Design innovation is particularly important as the U.S. population ages, she said.
“By 2050, there will be fewer people of working age than people who are not working, so the resiliency that we’re trying to build in the system is to enable people who are not in the working population to maintain their lifestyles and their homes,” Newman said. “If I can keep you at home, you’re not only happier but the impact on our health care system is tremendous.”
Beginning as a pianist
Despite studying architecture at Harvard and occupying high-profile positions as a professor of architecture in academia, Newman’s earliest ambition was to become a classical pianist.
Newman was born in Kansas City, Missouri. Her parents moved the family to Mexico when she was 18 months old, and her first languages were English and Spanish. After seven years there, they moved to San Antonio, Texas.

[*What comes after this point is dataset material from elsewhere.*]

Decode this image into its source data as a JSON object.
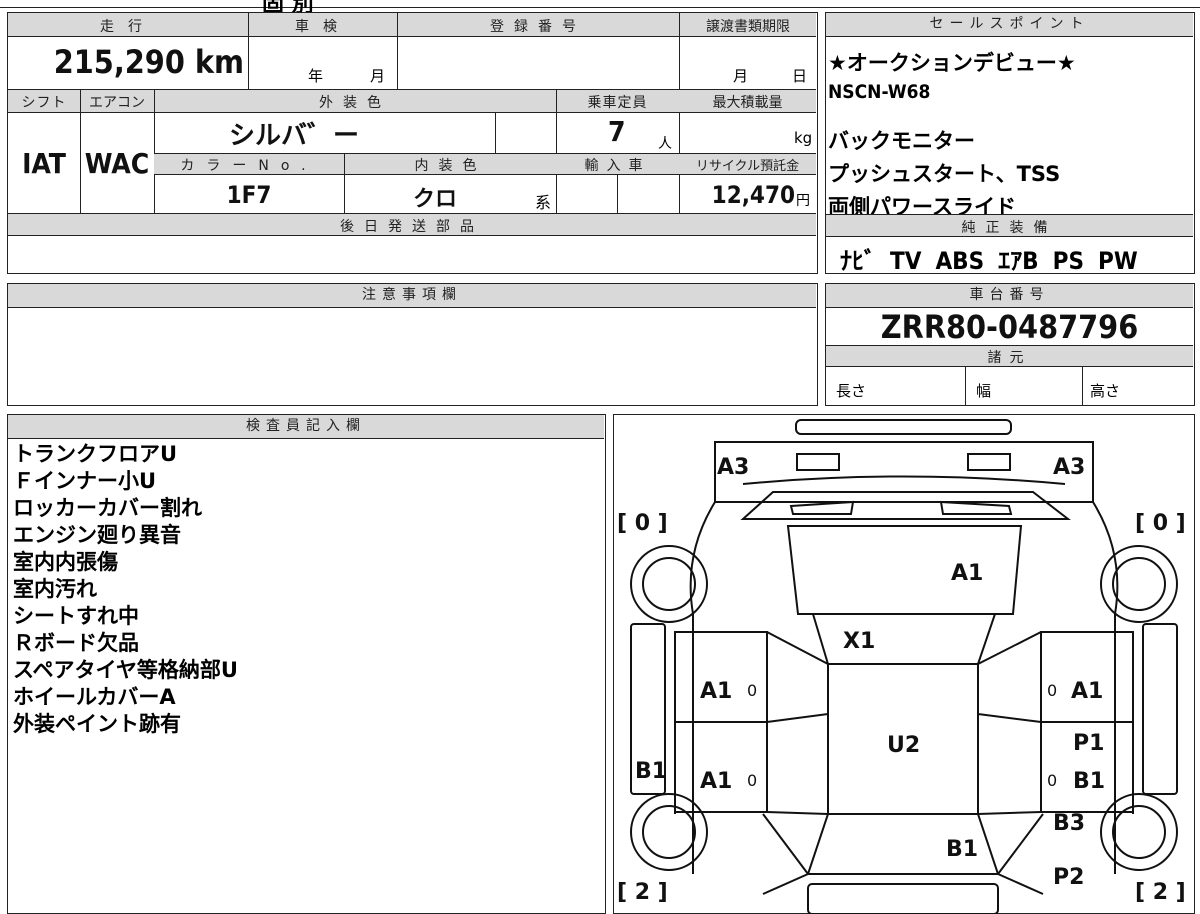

Later, at the University of Texas at Austin, Newman would pursue a degree in music theory and composition while studying classical piano.
In a few years, however, she felt she needed a change – but wasn’t sure what that change should be.
“Friends said, ‘You’re always making things and drawing, why don’t you look at architecture? It had never crossed my mind, but I took some courses and thought, ‘This is fantastic.’”
Newman went on to receive two undergraduate degrees from the University of Texas and her Ph.D., Master of Philosophy and Master of Architecture from Harvard.
In addition to her work in academia, Newman co-owns FieldOffice, LLC with her husband, architect Michael Repovich.
At UT Austin, Newman studied with Natalie Dubois, the first woman to graduate from Columbia University with an architecture degree in the 1920s.
“She was an inspiration,” Newman said. “There are so many buildings in New York for which Natalie was the lead designer. There weren’t that many role models for young woman in architecture. It does matter when you see people who look like you and are like you. You think, ‘Hey, I can do that.’”
Noting that architecture is still “a gentleman’s club,” Newman herself strives to serve as a role model, particularly for women in architecture.
“That would really be a gift to me as an educator if young women thought that working with me was significant to them,” Newman said. “I think equity helps everyone; recognizing everyone’s contribution means we are using our collective human potential.”
Newman’s endowed chair is primarily geared toward research, but she loves to teach as well. Newman not only works with graduate students but plans to teach freshman and sophomore classes by next fall. “I’d like to be in contact with the students who are coming in and see what their seeing,” she said. “In order to build the next generation, I think it’s really critical that faculty reach out to freshmen and sophomores.”
Newman has reached out beyond the classroom as well, volunteering with the Girl Scouts in a program that sends STEM professionals into elementary schools.
“I absolutely think you have to pay it forward,” Newman said.